In Schule und Beruf benachteiligt
Im Bereich der Schulbildung brachte die Pandemie laut Studie teilweise unüberwindbare Hürden mit sich. Für sozial benachteiligte Familien mit Fluchterfahrung sei der Zugang zu Schulbildung nur noch schwer möglich gewesen, ebenso der Zugang zu Sprach- und Integrationskursen. Kurse wurden ersatzlos gestrichen, die Unterstützung durch Ehrenamtliche fiel oftmals weg und die Umstellung auf Homeschooling konnte nur bewältigt werden, wenn die technischen Voraussetzungen auch gegeben waren, wie WLAN oder passende Endgeräte. Doch Kinder, die in Unterkünften für Geflüchtete und Asylsuchende leben, haben laut Studie oft keinen Zugang zum Internet „Mangelnde Sprachkenntnisse oder unterschiedliche Zugangsvoraussetzungen der Eltern von Kindern und Jugendlichen mit Migrationserfahrung erschwerten es vielfach, Kinder im Online-Unterricht zu unterstützen“, so eine Bilanz der Studie.
Auch im Sektor Ausbildung und Arbeit erschwerte die Pandemie Menschen mit Fluchterfahrung den Zugang, denn gerade diese erhalten oftmals über ein Praktikum den ersten Kontakt zum Ausbildungs- oder Arbeitsmarkt. Weiterhin zeigt die Studie auf, dass viele Menschen mit Fluchterfahrung in besonders gefährdeten Berufen tätig sind, weniger feste Anstellungsverhältnisse haben und dafür mehr Jobs, die nicht für das Homeoffice geeignet sind.

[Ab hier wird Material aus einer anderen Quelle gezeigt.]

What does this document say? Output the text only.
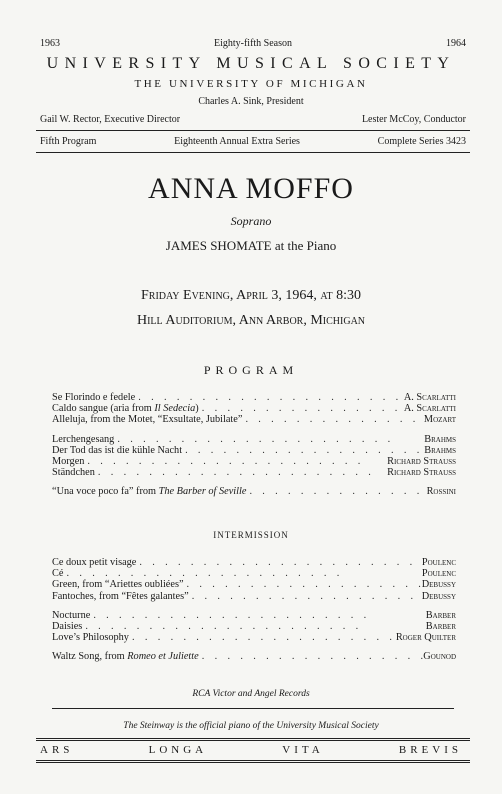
1963	Eighty-fifth Season	1964
UNIVERSITY MUSICAL SOCIETY
THE UNIVERSITY OF MICHIGAN
Charles A. Sink, President
Gail W. Rector, Executive Director	Lester McCoy, Conductor
Fifth Program	Eighteenth Annual Extra Series	Complete Series 3423
ANNA MOFFO
Soprano
JAMES SHOMATE at the Piano
Friday Evening, April 3, 1964, at 8:30
Hill Auditorium, Ann Arbor, Michigan
PROGRAM
Se Florindo e fedele .	A. Scarlatti
Caldo sangue (aria from Il Sedecia) .	A. Scarlatti
Alleluja, from the Motet, “Exsultate, Jubilate” .	Mozart
Lerchengesang .	Brahms
Der Tod das ist die kühle Nacht .	Brahms
Morgen .	Richard Strauss
Ständchen .	Richard Strauss
“Una voce poco fa” from The Barber of Seville .	Rossini
INTERMISSION
Ce doux petit visage .	Poulenc
Cé .	Poulenc
Green, from “Ariettes oubliées” .	Debussy
Fantoches, from “Fêtes galantes” .	Debussy
Nocturne .	Barber
Daisies .	Barber
Love’s Philosophy .	Roger Quilter
Waltz Song, from Romeo et Juliette .	Gounod
RCA Victor and Angel Records
The Steinway is the official piano of the University Musical Society
ARS	LONGA	VITA	BREVIS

Mehrere Studien bestätigen Mängel
Das ifo Institut (Leibniz-Institut für Wirtschaftsforschung an der Universität München e.V.) zeigt in seiner Veröffentlichung „Geflüchtete Kinder und Covid-19: Corona als Brennglas vorhandener Problematiken“ im Dezember 2020 auf, dass nur etwa ein Drittel der Kinder in Sammelunterkünften in Deutschland über einen eigenen Schreibtisch verfügt, nur 56 Prozent Zugang zu Internet und 40 Prozent Zugang zu einem PC haben. Hinzu kommt, dass durch Isolation und Quarantänen in diesen Unterkünften haupt- und ehrenamtliche Helfer nur einen erschwerten oder keinen Zugang haben und daher die Schüler ohne oder mit nur geringer Unterstützung auskommen müssen. Das Fazit des ifo ist daher ernüchternd: Es gibt wenig verlässliche Informationen zu COVID-19 in der Muttersprache, das Leben in Sammelunterkünften behindert das Homeschooling und führt zu Isolation.
Die Studie „SARS-CoV-2 in Aufnahmeeinrichtungen und Gemeinschaftsunterkünften für Geflüchtete: Epidemiologische und normativrechtliche Aspekte“ der Universität Bielefeld von Mai 2020 beschäftigt sich mit der Situation der Menschen in Gemeinschaftsunterkünften und in Aufnahmeeinrichtungen. Hier wird deutlich: Aufgrund der räumlichen Enge – Mehrbettzimmer und gemeinschaftliche Nutzung von Küchen und Sanitäranlagen – ist die Einhaltung von physischer Distanzierung nicht umsetzbar, weiterhin fehlt es an notwendigen Hygieneartikeln und damit der Möglichkeit der Einhaltung von Hygienemaßnahmen. So liegt das Ansteckungsrisiko in Gemeinschaftsunterkünften im Durchschnitt bei 17 Prozent. Im Rahmen von durchgeführten Kollektivquarantänen in Erstaufnahmeeinrichtungen stiegen die Ansteckungsraten teilweise auf bis zu 67 Prozent, die Bewohner mussten sich an Kontakt- und Ausgangssperren halten. Zur Kontrolle wurden dafür Bundeswehr, Polizei oder auch Security-Firmen eingesetzt und teilweise zusätzliche Zäune errichtet, sogar zu Hubschraubereinsätzen kam es – fragwürdige und sicherlich belastende Lebensbedingungen für die Bewohner der Unterkünfte.